11
2012
Başlık ilk etapta United States of America gibi duruyor ama yazacağımız konu tabi ki de GS olacağı için aslında Ufuk, Servet ve Aydın adlı futbolcularımızın isimlerinin baş harflerinin bir araya getirilmesiyle oluşan benzerlikten başka bir şey değil. Önce hangisinden başlasam veya bunlardan başka konuşulacak biri var mı diye düşünüyorum fakat sanırım dünkü maçta herkesin bir şekilde bir mazereti olsa gerek ki bende en çok iz bırakan bu 3 oyuncuyu konuşalım istedim.
Hem başlığa uygun olsun diye hem de maçın skoru iyi olduğu için iyiden başlayalım biz de. Profesyonel futbol yaşantısı Altay’da başlayan, orada 3 sezonda sadece 10 maç oynamasına rağmen 2006da Manisa’ya transfer olan, orada da 3. kalecilikten başlayarak 1. kaleci konuma kadar gelen ve kendi takımının Süper Lig’e çıkmasında büyük pay sahibi olan Ufuk zamanla etrafındaki gözlerin dikkatini çekmiş ve nihayetinde Ümit Milli Takım formasını giymeye başlamıştır. Daha sonra GS’ın da kaleci ihtiyacı olduğu bir anda konuşulan isimlerin başında gelmiş ve bir rekabet sonucu GS gelecek vaat eden oyuncuyu transfer etmeyi başarmıştır.
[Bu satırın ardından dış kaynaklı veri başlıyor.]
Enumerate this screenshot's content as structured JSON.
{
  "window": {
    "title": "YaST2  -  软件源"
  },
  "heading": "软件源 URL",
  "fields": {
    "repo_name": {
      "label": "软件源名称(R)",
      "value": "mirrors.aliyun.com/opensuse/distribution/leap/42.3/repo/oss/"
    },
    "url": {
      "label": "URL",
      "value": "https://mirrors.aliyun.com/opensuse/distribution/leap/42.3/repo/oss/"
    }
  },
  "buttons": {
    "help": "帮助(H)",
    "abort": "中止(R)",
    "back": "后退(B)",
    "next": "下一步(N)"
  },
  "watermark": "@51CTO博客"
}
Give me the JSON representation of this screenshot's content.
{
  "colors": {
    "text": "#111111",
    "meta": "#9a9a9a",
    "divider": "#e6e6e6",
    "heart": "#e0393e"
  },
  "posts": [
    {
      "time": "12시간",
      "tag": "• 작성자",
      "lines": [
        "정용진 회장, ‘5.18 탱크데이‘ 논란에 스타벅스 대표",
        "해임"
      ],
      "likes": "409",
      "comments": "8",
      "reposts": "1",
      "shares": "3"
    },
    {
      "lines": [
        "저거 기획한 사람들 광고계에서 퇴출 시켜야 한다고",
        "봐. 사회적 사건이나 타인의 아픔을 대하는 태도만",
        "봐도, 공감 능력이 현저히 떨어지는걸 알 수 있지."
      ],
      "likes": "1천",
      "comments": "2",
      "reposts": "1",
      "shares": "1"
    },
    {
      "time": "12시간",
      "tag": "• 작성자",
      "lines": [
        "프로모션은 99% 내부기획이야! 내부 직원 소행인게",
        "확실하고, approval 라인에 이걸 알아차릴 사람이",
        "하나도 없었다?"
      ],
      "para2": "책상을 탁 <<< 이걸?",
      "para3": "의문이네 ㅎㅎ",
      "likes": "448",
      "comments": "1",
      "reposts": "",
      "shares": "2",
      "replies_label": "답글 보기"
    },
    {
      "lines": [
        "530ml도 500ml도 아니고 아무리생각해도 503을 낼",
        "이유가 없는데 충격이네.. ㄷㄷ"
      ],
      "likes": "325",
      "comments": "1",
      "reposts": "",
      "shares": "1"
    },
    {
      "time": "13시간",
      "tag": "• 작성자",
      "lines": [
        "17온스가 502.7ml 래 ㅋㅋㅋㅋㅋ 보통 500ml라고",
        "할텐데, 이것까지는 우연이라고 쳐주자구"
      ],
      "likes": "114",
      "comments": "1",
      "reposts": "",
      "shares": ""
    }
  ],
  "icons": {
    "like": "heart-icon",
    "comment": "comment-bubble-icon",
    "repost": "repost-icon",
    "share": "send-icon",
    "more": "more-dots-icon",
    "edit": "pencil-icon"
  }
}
Transfer edildiğinde GS’ın uzun süre kaleci problemini ortadan kaldıracak birisi olduğu hakkında yorumlar yapılmış fakat iyi başlamasına rağmen biraz şanssızlık, biraz GS’ın teknik manada doğru seçimler yapamaması ve biraz da kendi özgüven eksikliği nedeniyle bir anda gönderilecekler arasında ilk sırada yer almıştır. Yerli kalecilere fırsat verilmemesi problemini de yaşamamasına rağmen bir türlü beklenen patlamayı yapamamıştır ne zaman ki Muslera’nın olmadığı bir kupa maçında yeniden parlayıncaya kadar. Geçmiş maçlarda “ne olur top bana gelmesin”, “yine gol yiyeceğiz” bakışları gitmiş yerine kendine güveni gelmiş bakışlar, maharet kokan usta eller ve Muslera olmasa da ben varım ey taraftar topluluğu duruşu gelmiş. Tebrikler Ufuk.
76 sırt numaralı formasıyla doğduğu Iğdır’ı temsil etmeye çalışan Servet ise kariyerinde inişler çıkışlar yaşamasına rağmen hem milli takımın hem de oynadığı takımların vazgeçilmez stoperi, hatta abartmak gibi olmasın milli takımın kadrolu stoperi de denilecek düzeyde bir oyuncudur. GS’ın kötü olduğu dönemlerde birçok kişi bu isim Servet olduğu için katılmasa da ayakta duran ender futbolculardan birisidir. Özverilidir, çalışkandır, Florya’yı evi kabul eder, yüzünde maske varken bile sümkürmesinden ödün vermez, oyun kuramaz ama oyun bozar Servet. Ama Ufuk için parlayan gözler Adana Demir maçında Servet için kabus görmeye başlamıştır. Formasını Semih’e kaptırdığı için daha dikkatli oynar sandım ama maalesef Bank Asya da bile olmayan bir takıma karşı yapılmış bunca düzensiz savunma denemeleri biri gol olmak üzere birçok atakla sonuçlandı. Umarım Servet’in bu kötü oynadığı son maç olur çünkü Eboe’nin yokluğunda kendisine ihtiyaç olacaktır ve iyi bir Servet her zaman iş yapar.
Son olarak benim için heyula, başkaları için halen yıldız adayı olan Aydın. İlginçtir 9 yaşında Florya’nın kapısından içeri giren Aydın, Gerets döneminde şampiyonluk yolundaki en kritik dönemeçlerden biri olan Konyaspor’a attığı gol ile hatırlanmakta ve bu hatır onu halen GS’da tutmaktadır. Yedekler ile çıkılacak bir maçta bile ilk 11de başlama fırsatı bulamayan, 2. yarı girdikten sonra takımın 1 kişi eksik olmasına neden olan ve maçta hatırlanır hiçbir pozisyonda adı geçmeyen Aydın’ın başka bir takıma (Eskişehir) kiralık gönderilmesi bile çözüm olmadı. Benim Aydın ile ilgili hiçbir ümidim yok. Eğer biraz olsun bir ümidi olan bir teknik adam varsa Türkiye liglerinde 1-2 yıl tekrar kiralık gönderilsin ama geri geleceğini zannetmiyorum. Aydın, yerinde saydın maalesef.